Introducing SWE-bench Verified

🌈 Abstract

The article discusses the release of a human-validated subset of the SWE-bench benchmark, which aims to more reliably evaluate AI models' ability to solve real-world software engineering issues. It highlights the limitations of the original SWE-bench dataset and the process of creating the new SWE-bench Verified dataset through human annotation.

🙋 Q&A

[01] Improving SWE-bench

1. What were the three major areas for improvement identified in the original SWE-bench benchmark?

• The unit tests used to evaluate the correctness of a solution are often overly specific and in some cases unrelated to the issue, potentially causing correct solutions to be rejected.
• Many samples have an issue description that is underspecified, leading to ambiguity on what the problem is and how it should be solved.
• It is sometimes difficult to reliably set up the SWE-bench development environments for the agents, inadvertently causing unit tests to fail regardless of the solution, leading to perfectly valid solutions being graded as incorrect.

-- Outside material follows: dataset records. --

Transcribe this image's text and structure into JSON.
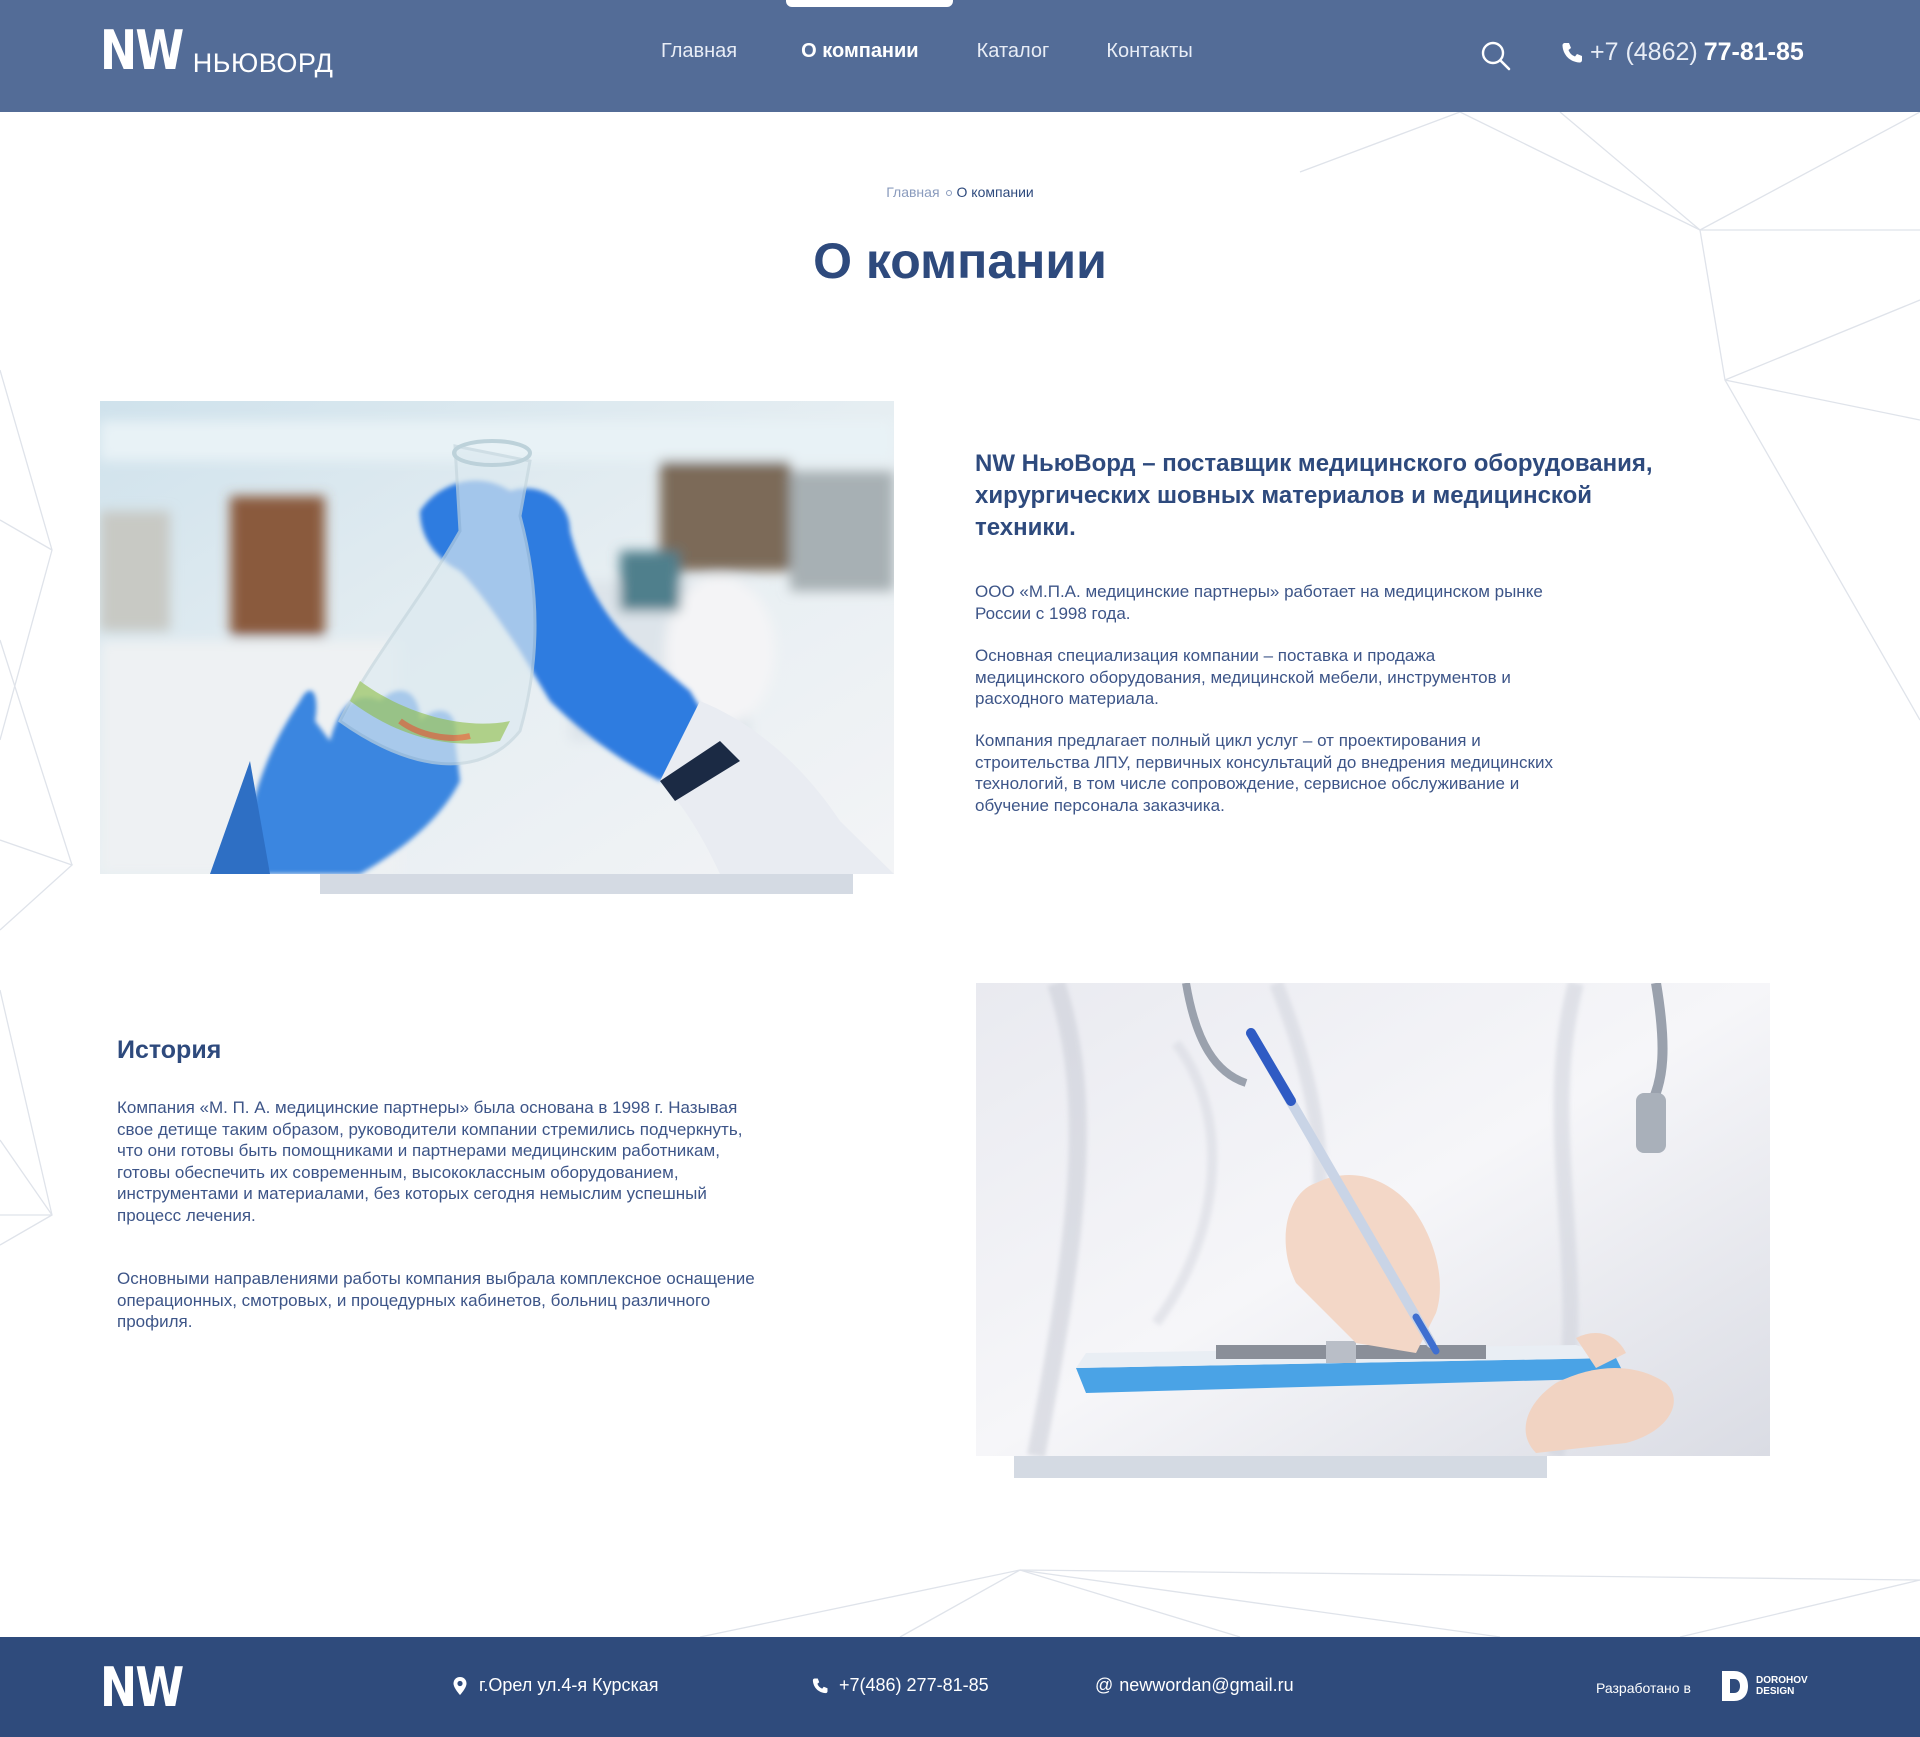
{
  "header": {
    "logo_mark": "NW",
    "logo_text": "НЬЮВОРД",
    "nav": [
      {
        "label": "Главная",
        "active": false
      },
      {
        "label": "О компании",
        "active": true
      },
      {
        "label": "Каталог",
        "active": false
      },
      {
        "label": "Контакты",
        "active": false
      }
    ],
    "phone_prefix": "+7 (4862)",
    "phone_main": "77-81-85"
  },
  "breadcrumb": {
    "home": "Главная",
    "current": "О компании"
  },
  "page_title": "О компании",
  "intro": {
    "heading": "NW НьюВорд – поставщик медицинского оборудования, хирургических шовных материалов и медицинской техники.",
    "paragraphs": [
      "ООО «М.П.А. медицинские партнеры» работает на медицинском рынке России с 1998 года.",
      "Основная специализация компании – поставка и продажа медицинского оборудования, медицинской мебели, инструментов и расходного материала.",
      "Компания предлагает полный цикл услуг – от проектирования и строительства ЛПУ, первичных консультаций до внедрения медицинских технологий, в том числе сопровождение, сервисное обслуживание и обучение персонала заказчика."
    ]
  },
  "history": {
    "title": "История",
    "paragraphs": [
      "Компания «М. П. А. медицинские партнеры» была основана в 1998 г. Называя свое детище таким образом, руководители компании стремились подчеркнуть, что они готовы быть помощниками и партнерами медицинским работникам, готовы обеспечить их современным, высококлассным оборудованием, инструментами и материалами, без которых сегодня немыслим успешный процесс лечения.",
      "Основными направлениями работы компания выбрала комплексное оснащение операционных, смотровых, и процедурных кабинетов, больниц различного профиля."
    ]
  },
  "footer": {
    "logo_mark": "NW",
    "address": "г.Орел ул.4-я Курская",
    "phone": "+7(486)  277-81-85",
    "email": "newwordan@gmail.ru",
    "developed_label": "Разработано в",
    "developer_line1": "DOROHOV",
    "developer_line2": "DESIGN"
  },
  "colors": {
    "header_bg": "#536c97",
    "footer_bg": "#2f4b7c",
    "text_primary": "#2e4a7d",
    "photo_shadow": "#d4dae3"
  },
  "icons": {
    "search": "search-icon",
    "phone": "phone-icon",
    "location": "location-pin-icon",
    "email": "at-sign-icon"
  }
}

2. How did the authors address these issues?

• They launched a human annotation campaign with professional software developers to screen each sample of the SWE-bench test set for appropriately scoped unit tests and well-specified issue descriptions.
• They released SWE-bench Verified, a subset of the original test set from SWE-bench, consisting of 500 samples verified to be non-problematic by the human annotators.
• They collaborated with the SWE-bench authors to develop a new evaluation harness for SWE-bench that uses containerized Docker environments to make evaluating on SWE-bench easier and more reliable.

3. What were the key findings from the human annotation process?

• 38.3% of samples were flagged for underspecified problem statements, and 61.1% were flagged for unit tests that may unfairly mark valid solutions as incorrect.
• Overall, the annotation process resulted in 68.3% of SWE-bench samples being filtered out due to underspecification, unfair unit tests, or other issues.

[02] Performance on SWE-bench Verified

1. How did the performance of GPT-4o and other open-source scaffolds change on the new SWE-bench Verified dataset compared to the original SWE-bench?

• On SWE-bench Verified, GPT-4o's performance on the best-performing scaffold reached 33.2%, more than doubling its score of 16% on the original SWE-bench.
• The increase in performance when evaluating on SWE-bench Verified may partly be explained by the shift in the difficulty distribution toward easier samples, but the authors also observed performance increases within individual difficulty categories, indicating that the new dataset better captures model capabilities.

2. How did the difficulty distribution of the SWE-bench Verified dataset compare to the original SWE-bench and SWE-bench Lite datasets?

• The original SWE-bench dataset had 77.8% of samples estimated to take less than an hour for an experienced software engineer to complete.
• Both SWE-bench Lite and SWE-bench Verified skewed this further, leaving fewer than 10% of issues estimated to take longer than an hour.
• However, the mechanism underlying this shift is different: SWE-bench Lite subsampled the original dataset to make the benchmark easier, whereas SWE-bench Verified attempts to remove infeasible samples from the dataset.

[03] Lessons Learned

1. What are the key lessons the authors learned from their experience with SWE-bench?

• Invest in deeply understanding benchmarks, as they can underestimate model capabilities due to issues in the benchmark design.
• Account for progress in the ecosystem, as external enhancements to a model can significantly improve its performance on a benchmark.
• Be cognizant of the limitations of evaluations based on static datasets, as they may be subject to issues like dataset contamination.

2. How do the authors plan to apply these lessons to their Preparedness Framework?

• The authors use SWE-bench as one of several evaluations tracking the Medium risk level of the Model Autonomy risk category in their Preparedness Framework.
• They emphasize the need to continually improve and verify the quality of evaluations used in the Preparedness Framework, as models approach AGI-level capabilities.
• They also highlight the importance of considering potential external enhancements to models when assessing risk, and the need to supplement static dataset-based evaluations with other types of evaluations.